A volte mi viene il dubbio che qualche ingegnere sotto sotto sia convinto che il secondo principio della termondinamica, il principio di indeterminazione e la non superabilità della velocità della luce siano solo limitazioni temporanee che domani o dopodomani verranno superate da qualche bella invenzione ...
ingegnere non significa intelligente
E pensare che un mio collega INGEGNERE sostiene che quì da noi il prezzo dell'energia non salirà, in quanto faremo le centrali nucleari....No, non un vecchio pensionato, un INGEGNERE!!!
alle 09:12
Paolo
Va sempre meglio...:
«Se le condizioni del mercato italiano evolveranno nella direzione auspicata», «se sarà realizzato un quadro regolatorio chiaro e stabile», «se ci sarà un'autorità nucleare ben consolidata», «se sarà chiara l'accettazione locale ai progetti». A leggere tra le righe gli interventi dei rappresentanti di Eon e di Gaz de France Suez che ieri hanno presentato al sottosegretario Gianni Letta il protocollo d'intenti sul nucleare, appare piuttosto chiaro come sia fortunatamente molto lontano il futuro atomico del Belpaese, decapitato del ministero di riferimento e rallentato fin dai suoi primissimi passi, con l'agenzia nucleare e il relativo regolamento che ancora risultano oggetti misteriosi ed evanescenti, così come disegnati dal ddl Scajola.

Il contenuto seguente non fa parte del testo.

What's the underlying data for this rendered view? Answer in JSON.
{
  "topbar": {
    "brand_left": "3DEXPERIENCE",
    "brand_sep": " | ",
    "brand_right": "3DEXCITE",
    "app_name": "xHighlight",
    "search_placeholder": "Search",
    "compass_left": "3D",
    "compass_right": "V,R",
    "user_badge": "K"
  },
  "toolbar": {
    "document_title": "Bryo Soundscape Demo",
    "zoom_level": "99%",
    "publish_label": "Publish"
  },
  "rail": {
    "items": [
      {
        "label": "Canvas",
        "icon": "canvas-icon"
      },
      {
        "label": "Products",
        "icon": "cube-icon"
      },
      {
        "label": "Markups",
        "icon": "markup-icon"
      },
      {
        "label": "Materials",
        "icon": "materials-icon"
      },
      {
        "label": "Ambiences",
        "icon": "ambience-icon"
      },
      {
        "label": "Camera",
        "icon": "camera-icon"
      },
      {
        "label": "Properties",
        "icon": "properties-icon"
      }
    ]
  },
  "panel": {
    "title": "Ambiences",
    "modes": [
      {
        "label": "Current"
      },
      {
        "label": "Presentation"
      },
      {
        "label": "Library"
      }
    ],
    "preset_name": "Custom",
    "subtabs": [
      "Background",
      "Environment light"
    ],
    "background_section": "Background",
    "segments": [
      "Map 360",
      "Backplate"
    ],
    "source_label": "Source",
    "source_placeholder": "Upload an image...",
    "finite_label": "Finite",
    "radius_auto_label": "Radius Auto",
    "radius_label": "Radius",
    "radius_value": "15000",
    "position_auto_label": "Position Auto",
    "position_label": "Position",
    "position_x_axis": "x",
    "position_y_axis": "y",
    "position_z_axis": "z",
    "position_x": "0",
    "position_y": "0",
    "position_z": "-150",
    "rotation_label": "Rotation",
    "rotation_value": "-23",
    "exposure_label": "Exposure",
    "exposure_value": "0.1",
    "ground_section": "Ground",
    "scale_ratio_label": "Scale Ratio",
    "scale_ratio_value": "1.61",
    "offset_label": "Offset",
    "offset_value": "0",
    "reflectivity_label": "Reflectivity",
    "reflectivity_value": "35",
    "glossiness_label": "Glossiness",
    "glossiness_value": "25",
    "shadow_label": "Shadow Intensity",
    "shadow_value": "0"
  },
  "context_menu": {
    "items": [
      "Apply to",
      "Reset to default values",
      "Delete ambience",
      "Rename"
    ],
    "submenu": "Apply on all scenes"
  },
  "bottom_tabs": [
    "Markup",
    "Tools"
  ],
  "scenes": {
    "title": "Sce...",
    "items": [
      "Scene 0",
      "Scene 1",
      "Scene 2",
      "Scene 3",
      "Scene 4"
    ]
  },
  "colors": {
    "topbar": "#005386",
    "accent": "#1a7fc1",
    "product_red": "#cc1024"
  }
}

E a proposito di ritardi, proprio ieri Areva ha dovuto umiliarsi ancora una volta annunciando un ulteriore rallentamento per la centrale finlandese di Olkiluoto (tecnologia Epr, la stessa ipotizzata per i reattori italiani): dall'iniziale 2009 per l'entrata in funzione si era passati al 2011, ma ieri il gruppo francese ha fatto sapere che prima della fine del 2012 non se ne parla sicuramente.
Per l'impianto che dovrebbe rappresentare l'emblema della rinascita nucleare europea (nel nostro continente sono soltanto due i reattori Epr in costruzione - ed anche gli altri sono molto meno di quel che scrive oggi il Sole 24 Ore, a meno di non considerare Europa anche le più orientali e quasi cinesi regioni della federazione russa - e anche quello di Flamanville come Olkiluoto registra ritardi e soprattutto lievitazioni dei costi) i problemi non si fermano all'insostenibilità economica dell'atomo (o meglio se ne vedono le conseguenze).
Secondo un'inchiesta pubblicata sulla rivista specializzata in Costruzione e infrastrutture Rakennuslehti, vicino agli industriali finlandesi, impiegherebbe infatti lavoro nero e manodopera non qualificata. L'inchiesta si basa sulle relazioni dal sociologo Anna Kontula, che ha vissuto con i lavoratori polacchi di Olkiluoto per un mese, documentando sfruttamenti e caporalato, tanto che le maestranze in alcuni casi sono state pagate meno di 2 euro l'ora.
«Solo un esiguo numero di dipendenti lavora secondo il contratto di lavoro nazionale - si legge nell'articolo che è stato rilanciato da Greenpeace international - i lavoratori stranieri stessi non possono fare denunce, perché saranno rispediti a casa prima che gli ispettori del lavoro possano occuparsi dei singoli casi».